Bonn Kinder lieben dieses Spiel: Ein Atemzug, ein kurzes Pusten gegen den durchsichtigen Ball und die Löwenzahn-Samen wirbeln an ihren Fallschirmchen davon. Zurück bleibt der kahle Stängel.

Nicht nur der Nachwuchs ist davon fasziniert, auch Erwachsene machen sich seit Leonardo da Vinci Gedanken über diese und andere Flugapparate der Pflanzen und erforschen ihre Funktionsweise.

Die einfachsten Flieger unter den Pflanzensamen setzen auf Minimalgewicht. Orchideensamen beispielsweise sind so leicht, dass eine Million von ihnen nur ein bis zwei Gramm wiegen. Mit 0,25 bis 1,2 Millimeter Länge sind sie dennoch vergleichsweise groß - aber nicht, weil sie Nährstoffe eingelagert haben, die anderen Samen den Start ins Leben erleichtern. Luftgefüllte Hohlräume umgeben den winzigen Orchideen-Keimling, vergrößern das Volumen des Samens, jedoch nicht sein Gewicht. So bietet er dem Wind viel Angriffsfläche bei extremer Leichtigkeit und wirbelt bei leisem Lufthauch davon.

Fallen diese winzigen Flieger kaum auf, so zählen die Schirm- und Haarflieger zu den wohlbekannten Flugkünstlern. Nicht nur der Löwenzahn, auch der heimische Wiesen-Bocksbart (Tragopogon) trägt große «Pusteblumen». Der vergleichsweise schwere Samen am Ende des Schirmstielchens stabilisiert den Flugapparat und dreht ihn immer so, dass der Wind unter das Schirmchen fasst. Weidenröschen, Disteln, Arnika und viele andere nutzen vergleichbare Techniken.

Die Technik der Waldreben (Clematis) ist anders. Zwar segeln auch ihre Samen auf feinen, luftgefüllten Haaren, aber sie sind zu einem langen Federschweif geformt. Wozu er wirklich gut ist, zeigt sich erst am Boden. Jede Luftbewegung lässt den geschwungenen Schweif rotieren. So dreht er wie ein kleiner Schraubenzieher den Samen in die Erde. Erstaunlich ist, dass Pflanzen völlig verschiedener Gattungen wie Küchenschellen, Reiherschnabel und die als Balkonblumen beliebten Pelargonien das gleiche Prinzip nutzen.

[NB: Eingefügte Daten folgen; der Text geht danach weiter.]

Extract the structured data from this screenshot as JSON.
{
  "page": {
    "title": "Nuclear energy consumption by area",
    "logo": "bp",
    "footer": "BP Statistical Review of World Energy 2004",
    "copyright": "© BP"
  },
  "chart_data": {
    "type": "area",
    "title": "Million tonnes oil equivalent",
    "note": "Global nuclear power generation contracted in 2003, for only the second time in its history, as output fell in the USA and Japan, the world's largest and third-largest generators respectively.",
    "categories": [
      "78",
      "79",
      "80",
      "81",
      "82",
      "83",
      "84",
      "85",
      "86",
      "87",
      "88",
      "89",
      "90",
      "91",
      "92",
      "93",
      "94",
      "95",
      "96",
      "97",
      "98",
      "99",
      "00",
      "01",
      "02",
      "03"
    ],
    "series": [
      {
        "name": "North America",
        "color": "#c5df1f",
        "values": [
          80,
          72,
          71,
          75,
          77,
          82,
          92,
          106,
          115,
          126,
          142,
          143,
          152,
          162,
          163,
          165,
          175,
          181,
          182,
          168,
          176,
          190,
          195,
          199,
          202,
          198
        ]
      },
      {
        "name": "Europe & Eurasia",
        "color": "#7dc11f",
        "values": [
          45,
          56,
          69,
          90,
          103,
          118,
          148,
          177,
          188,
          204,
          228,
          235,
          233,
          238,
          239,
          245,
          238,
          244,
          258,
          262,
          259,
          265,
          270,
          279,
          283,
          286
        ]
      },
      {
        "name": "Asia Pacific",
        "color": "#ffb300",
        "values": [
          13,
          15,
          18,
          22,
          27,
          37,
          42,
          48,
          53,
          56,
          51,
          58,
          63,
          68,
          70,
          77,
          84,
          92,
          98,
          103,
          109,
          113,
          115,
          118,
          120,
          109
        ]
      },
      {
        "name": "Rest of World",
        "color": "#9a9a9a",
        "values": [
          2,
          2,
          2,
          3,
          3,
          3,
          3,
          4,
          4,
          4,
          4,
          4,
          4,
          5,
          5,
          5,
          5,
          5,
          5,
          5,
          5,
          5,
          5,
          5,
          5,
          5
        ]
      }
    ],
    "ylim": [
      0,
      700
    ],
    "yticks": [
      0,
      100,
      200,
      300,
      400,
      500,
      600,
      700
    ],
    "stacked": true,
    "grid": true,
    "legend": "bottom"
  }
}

Nicht ganz so elegant, aber nicht weniger effektiv fliegen die in weiche Wolle gehüllten Früchte von Weide und Pappel. Ihre Haare verweben sich zu duftigen Wattebäuschen, zwischen denen die kleinen Pünktchen der Samen sitzen. Aber die wohl üppigsten Watten umhüllen sie Samen der Baumwolle - zum Glück, denn ohne sie wäre es traurig bestellt um unsere Kleidung.

Dass Ballons fliegen können , weiß jedes Kind. Das Prinzip «erfunden» haben Blasenstrauch (Colutea), Koelreuteria und Lampionblume. Sie schicken ihre Samen in luftgefüllten Hüllen auf den Weg. Andere Arten statten ihre Früchte mit raffinierten kleinen Flugapparaten aus, mit denen sie wie Propeller rotieren. Das bekannteste Beispiel sind wohl die zweiflügeligen Ahorn-Früchte, die Kinder gern als «Nasenklemmer» auf ihre Nase kleben.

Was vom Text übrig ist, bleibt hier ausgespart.